Une incompréhension et un flou qui provoquent un grand nombre de recours, aux quatre coins de la Wallonie. Johanna D’Hernoncourt confirme d’ailleurs qu’il est «très très rare» qu’un projet éolien reçoive un permis unique sans avoir fait l’objet de recours, qui peuvent se voir opposés des contre-recours de la part des développeurs. C’est alors au cabinet du ministre de l’Energie de trancher. Une fois l’affaires réglée, le dossier arrive dans les mains du Conseil d’Etat, qui s’exprime sur les aspects technico-juridiques de la chose. Une succession d’étapes qui peut faire durer l’attente jusqu’à cinq ans pour les opérateurs éoliens.
…qui immobilise des sources d’énergie renouvelable
Ce méli-mélo qui entoure l’implantation de nouvelles éoliennes n’est pas sans conséquence. D’après l’experte d’Energie Commune, voici la puissance énergétique potentielle qui était immobilisée au 31 décembre dernier: 3273 MW pour les projets à l’épreuve de l’étude d’incidence, 885 MW pour les projets qui ont subi un ou plusieurs recours, et 126 MW pour les projets qui attendent une réponse suite à une demande de permis. «Le chiffre concernant les projets à l’épreuve de l’étude d’incidence est relatif, car il contient des projets éoliens qui parfois veulent s’installer dans un même village, alors que ceux-ci doivent être espacés d’au moins cinq kilomètres pour ne pas encercler le territoire», explique Johanna D’Hernoncourt.

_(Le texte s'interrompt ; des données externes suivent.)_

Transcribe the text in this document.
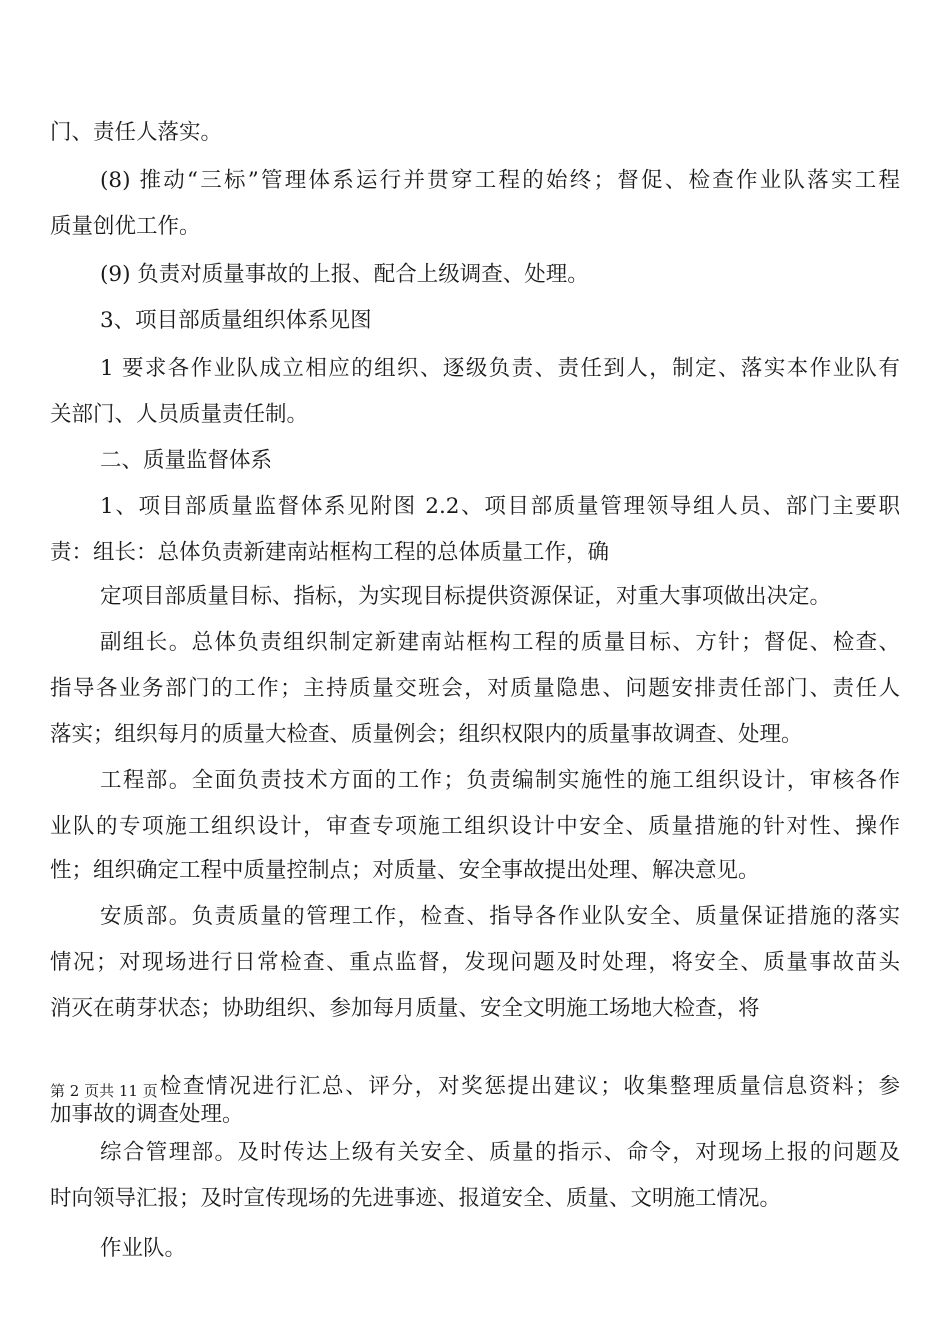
门、责任人落实。
(8) 推动“三标”管理体系运行并贯穿工程的始终；督促、检查作业队落实工程
质量创优工作。
(9) 负责对质量事故的上报、配合上级调查、处理。
3、项目部质量组织体系见图
1 要求各作业队成立相应的组织、逐级负责、责任到人，制定、落实本作业队有
关部门、人员质量责任制。
二、质量监督体系
1、项目部质量监督体系见附图 2.2、项目部质量管理领导组人员、部门主要职
责：组长：总体负责新建南站框构工程的总体质量工作，确
定项目部质量目标、指标，为实现目标提供资源保证，对重大事项做出决定。
副组长。总体负责组织制定新建南站框构工程的质量目标、方针；督促、检查、
指导各业务部门的工作；主持质量交班会，对质量隐患、问题安排责任部门、责任人
落实；组织每月的质量大检查、质量例会；组织权限内的质量事故调查、处理。
工程部。全面负责技术方面的工作；负责编制实施性的施工组织设计，审核各作
业队的专项施工组织设计，审查专项施工组织设计中安全、质量措施的针对性、操作
性；组织确定工程中质量控制点；对质量、安全事故提出处理、解决意见。
安质部。负责质量的管理工作，检查、指导各作业队安全、质量保证措施的落实
情况；对现场进行日常检查、重点监督，发现问题及时处理，将安全、质量事故苗头
消灭在萌芽状态；协助组织、参加每月质量、安全文明施工场地大检查，将
第 2 页共 11 页 检查情况进行汇总、评分，对奖惩提出建议；收集整理质量信息资料；参
加事故的调查处理。
综合管理部。及时传达上级有关安全、质量的指示、命令，对现场上报的问题及
时向领导汇报；及时宣传现场的先进事迹、报道安全、质量、文明施工情况。
作业队。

Que compte faire le gouvernement wallon?
Le mot ‘éolien’ revient à deux reprises dans la Déclaration de politique régionale (DPR) du gouvernement wallon, dans le passage suivant: «Le cadre de développement éolien sera révisé afin d’atteindre les objectifs de la législation européenne. Le Gouvernement veillera à sécuriser les procédures administratives tout en assurant la balance des intérêts avec les intérêts paysagers, les impacts sur la biodiversité, la santé et le respect du cadre de vie des citoyens. Une révision du décret visant à définir des zones d’accélération des énergies renouvelables sera réalisée avec pour objectif notamment d’exclure de ce mécanisme préférentiel les éoliennes en zones forestières et naturelles et le photovoltaïque dans les parcelles agricoles.»
Suffisant pour s’aligner sur les ambitions de l’Union européenne, qui demande aux Etats-membres de produire 45% d’énergie renouvelable d’ici 2030? «La lecture de la DPR ne permet pas de savoir ce que le gouvernement souhaite faire de l’éolien, critique Arnaud Collignon. Alors qu’il faut une replanification complète du système, à la manière de ce qui avait été tenté en 2013».